Published: 06 October 2020
Ms Foo Mee Har: To ask the Prime Minister (a) what has been the progress made by Singapore banks in combating money laundering over the last 10 years; (b) what has been the effectiveness of suspicious transaction reports filed by Singapore's financial institutions in detecting illicit activities; and (c) how well does Singapore collaborate with overseas authorities to seize such funds and disrupt criminal activities.
1. MAS shared in a written reply to questions 101 and 102 appearing in the Order Paper for the sitting on 5 October 2020, on how banks in Singapore have improved their anti-money laundering (AML) controls over the years, under MAS’ close supervision.
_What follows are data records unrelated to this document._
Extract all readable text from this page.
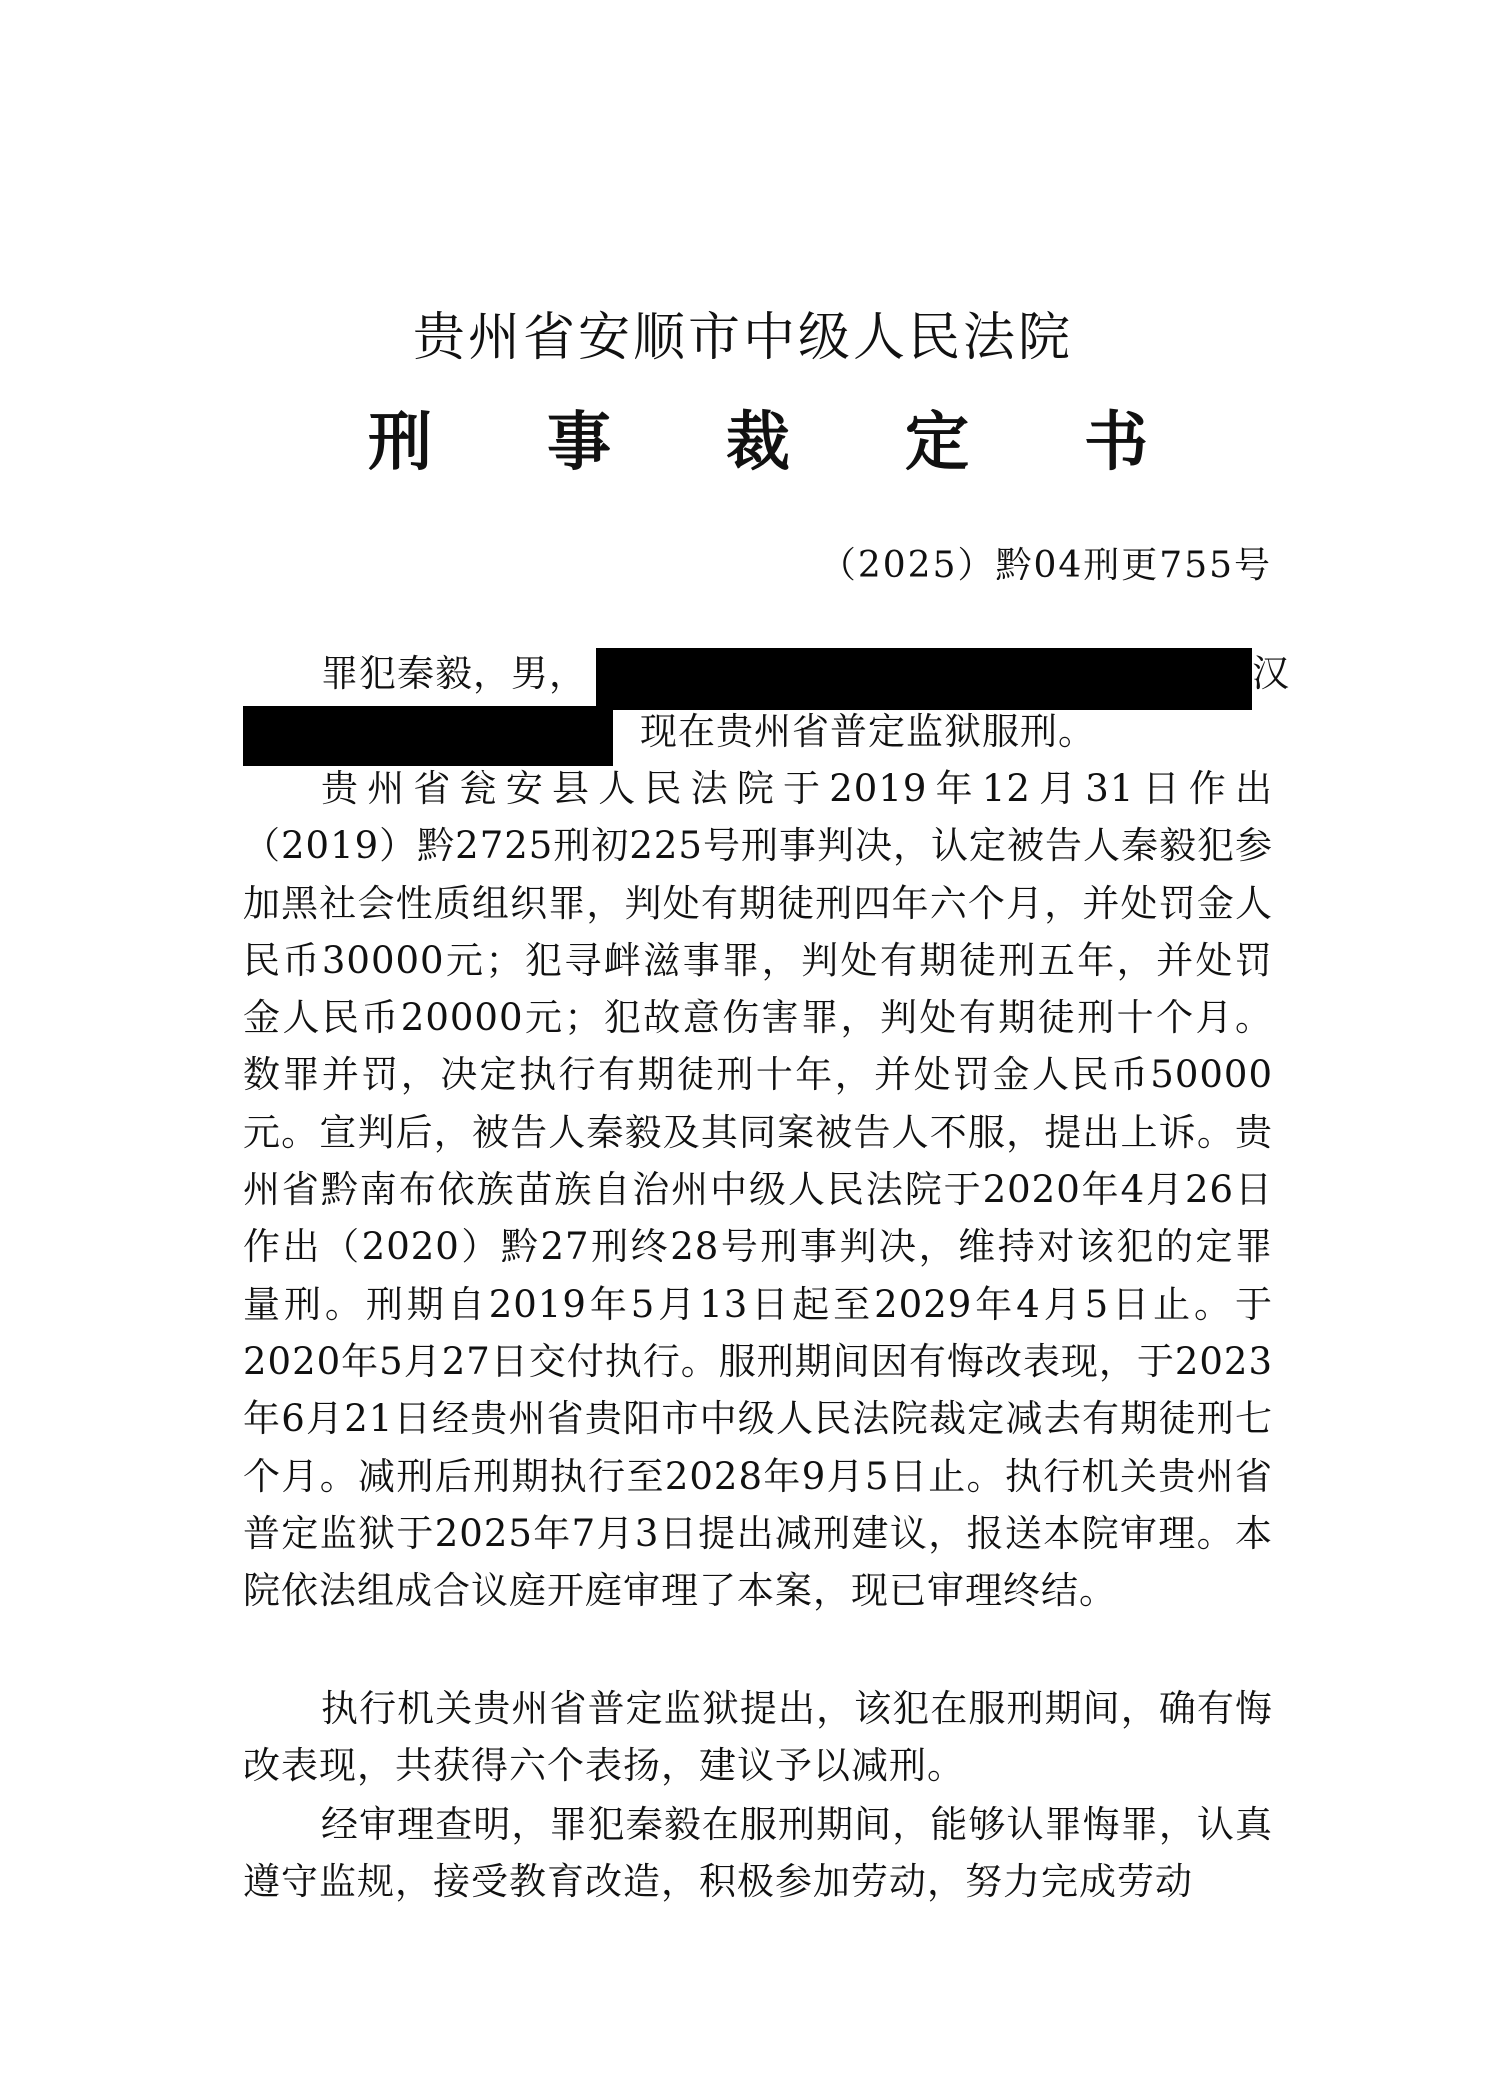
贵州省安顺市中级人民法院
刑 事 裁 定 书
（2025）黔04刑更755号
罪犯秦毅，男，	汉
现在贵州省普定监狱服刑。
贵州省瓮安县人民法院于2019年12月31日作出（2019）黔2725刑初225号刑事判决，认定被告人秦毅犯参加黑社会性质组织罪，判处有期徒刑四年六个月，并处罚金人民币30000元；犯寻衅滋事罪，判处有期徒刑五年，并处罚金人民币20000元；犯故意伤害罪，判处有期徒刑十个月。数罪并罚，决定执行有期徒刑十年，并处罚金人民币50000元。宣判后，被告人秦毅及其同案被告人不服，提出上诉。贵州省黔南布依族苗族自治州中级人民法院于2020年4月26日作出（2020）黔27刑终28号刑事判决，维持对该犯的定罪量刑。刑期自2019年5月13日起至2029年4月5日止。于2020年5月27日交付执行。服刑期间因有悔改表现，于2023年6月21日经贵州省贵阳市中级人民法院裁定减去有期徒刑七个月。减刑后刑期执行至2028年9月5日止。执行机关贵州省普定监狱于2025年7月3日提出减刑建议，报送本院审理。本院依法组成合议庭开庭审理了本案，现已审理终结。
执行机关贵州省普定监狱提出，该犯在服刑期间，确有悔改表现，共获得六个表扬，建议予以减刑。
经审理查明，罪犯秦毅在服刑期间，能够认罪悔罪，认真遵守监规，接受教育改造，积极参加劳动，努力完成劳动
2. Suspicious transactions reports (STRs) filed by Singapore’s financial institutions are an important part of these controls. The volume of STRs has increased significantly, from 12,000 in 2010 to 32,000 in 2019, a positive development. Of the STRs filed in 2019, 13% directly led to initiation of or supported investigations. In a recent case, Police successfully uncovered and prosecuted an insider fraud involving more than $1.9 million, pursuant to a STR filed by a bank.
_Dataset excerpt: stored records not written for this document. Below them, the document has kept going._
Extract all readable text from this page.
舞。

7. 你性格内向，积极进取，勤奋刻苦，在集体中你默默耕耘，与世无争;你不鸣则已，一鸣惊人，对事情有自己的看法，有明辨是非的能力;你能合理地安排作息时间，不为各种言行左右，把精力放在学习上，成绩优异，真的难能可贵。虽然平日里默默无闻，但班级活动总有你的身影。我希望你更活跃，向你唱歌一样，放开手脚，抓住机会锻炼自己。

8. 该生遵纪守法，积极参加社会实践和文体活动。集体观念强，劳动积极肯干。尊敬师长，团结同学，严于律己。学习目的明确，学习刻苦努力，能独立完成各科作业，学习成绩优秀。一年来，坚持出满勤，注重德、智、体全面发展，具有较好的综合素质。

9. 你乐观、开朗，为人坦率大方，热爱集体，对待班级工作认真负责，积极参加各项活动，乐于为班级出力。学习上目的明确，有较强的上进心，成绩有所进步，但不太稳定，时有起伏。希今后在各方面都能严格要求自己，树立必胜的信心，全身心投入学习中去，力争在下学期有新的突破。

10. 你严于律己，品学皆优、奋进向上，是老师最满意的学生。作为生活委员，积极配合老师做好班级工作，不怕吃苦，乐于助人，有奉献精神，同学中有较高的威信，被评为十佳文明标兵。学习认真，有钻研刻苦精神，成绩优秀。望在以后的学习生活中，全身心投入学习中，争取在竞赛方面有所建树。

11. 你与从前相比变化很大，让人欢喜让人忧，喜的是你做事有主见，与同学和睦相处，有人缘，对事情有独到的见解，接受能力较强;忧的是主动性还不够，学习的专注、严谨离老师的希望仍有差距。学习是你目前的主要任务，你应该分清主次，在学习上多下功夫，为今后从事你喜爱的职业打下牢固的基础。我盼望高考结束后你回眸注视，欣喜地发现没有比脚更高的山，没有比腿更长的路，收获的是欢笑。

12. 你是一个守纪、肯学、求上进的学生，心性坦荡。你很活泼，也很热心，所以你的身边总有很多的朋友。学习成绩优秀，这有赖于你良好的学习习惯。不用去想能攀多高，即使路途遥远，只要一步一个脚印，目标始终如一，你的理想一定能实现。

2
3. Our law enforcement agencies have close working relationships with their foreign counterparts. We have collaborated in several complex transnational investigations to intercept criminal proceeds, disrupt the criminal syndicates and bring the criminals to justice.
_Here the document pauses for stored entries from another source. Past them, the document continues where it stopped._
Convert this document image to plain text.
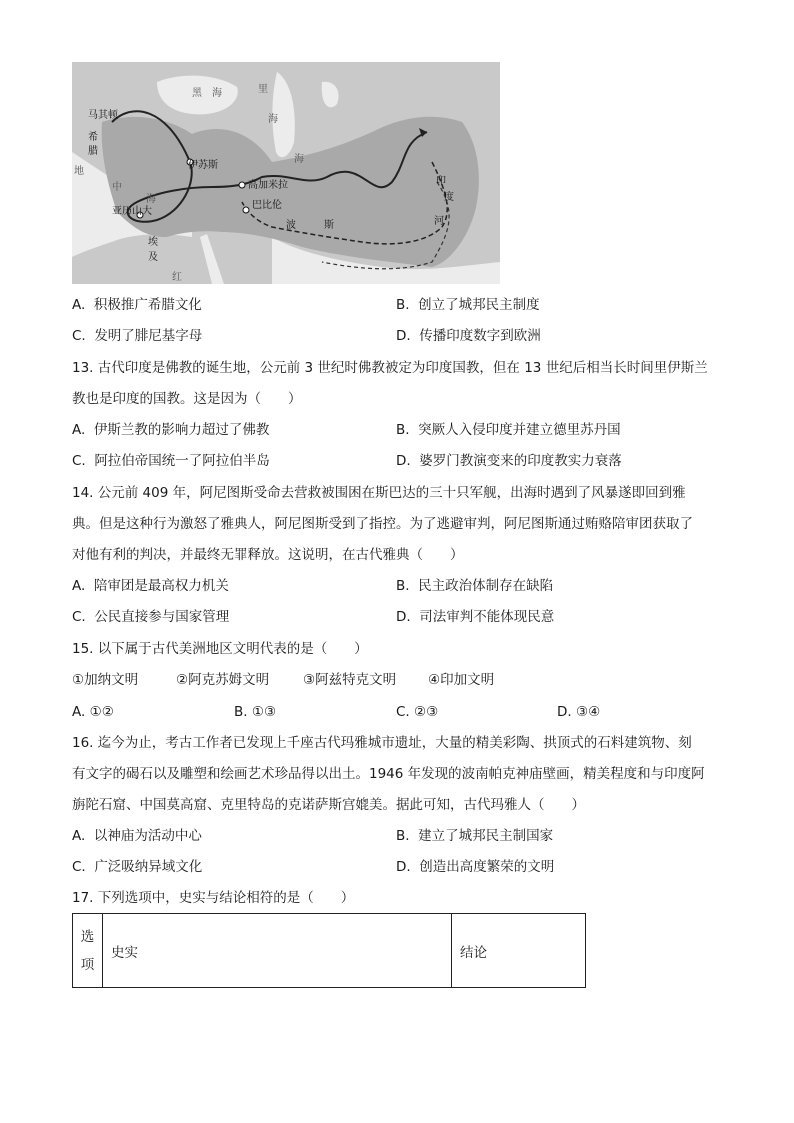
马其顿
希
腊
黑 海	里
海
海
伊苏斯
亚历山大
高加米拉
巴比伦
埃
及
波	斯
印
度
河
地
中
海
红
A. 积极推广希腊文化	B. 创立了城邦民主制度
C. 发明了腓尼基字母	D. 传播印度数字到欧洲
13. 古代印度是佛教的诞生地，公元前 3 世纪时佛教被定为印度国教，但在 13 世纪后相当长时间里伊斯兰
教也是印度的国教。这是因为（　　）
A. 伊斯兰教的影响力超过了佛教	B. 突厥人入侵印度并建立德里苏丹国
C. 阿拉伯帝国统一了阿拉伯半岛	D. 婆罗门教演变来的印度教实力衰落
14. 公元前 409 年，阿尼图斯受命去营救被围困在斯巴达的三十只军舰，出海时遇到了风暴遂即回到雅
典。但是这种行为激怒了雅典人，阿尼图斯受到了指控。为了逃避审判，阿尼图斯通过贿赂陪审团获取了
对他有利的判决，并最终无罪释放。这说明，在古代雅典（　　）
A. 陪审团是最高权力机关	B. 民主政治体制存在缺陷
C. 公民直接参与国家管理	D. 司法审判不能体现民意
15. 以下属于古代美洲地区文明代表的是（　　）
①加纳文明	②阿克苏姆文明	③阿兹特克文明 ④印加文明
A. ①②	B. ①③	C. ②③	D. ③④
16. 迄今为止，考古工作者已发现上千座古代玛雅城市遗址，大量的精美彩陶、拱顶式的石料建筑物、刻
有文字的碣石以及雕塑和绘画艺术珍品得以出土。1946 年发现的波南帕克神庙壁画，精美程度和与印度阿
旃陀石窟、中国莫高窟、克里特岛的克诺萨斯宫媲美。据此可知，古代玛雅人（　　）
A. 以神庙为活动中心	B. 建立了城邦民主制国家
C. 广泛吸纳异域文化	D. 创造出高度繁荣的文明
17. 下列选项中，史实与结论相符的是（　　）
选
项	史实	结论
4. In March 2020, the Police seized more than $6.4 million in a transnational money laundering case related to Covid-19 medical supplies, within one day of receiving the intelligence. In 2018, the Police returned more than $27 million in criminal proceeds to the Chinese authorities. These monies were linked to one of the biggest Ponzi schemes in China, which saw 1.15 million investors cheated out of $7 billion. These seizures were the result of Police’s money laundering investigations.
5. Since 2017, the Police have also conducted more than 10 joint operations with their overseas counterparts, in jurisdictions such as Malaysia, Hong Kong, Macau and China, to disrupt criminal syndicates conducting online scams targeting Singapore residents and laundering their ill-gotten gains out of Singapore. These operations resulted in the arrest of more than 120 syndicate members worldwide, with 7 extradited to Singapore for criminal prosecution.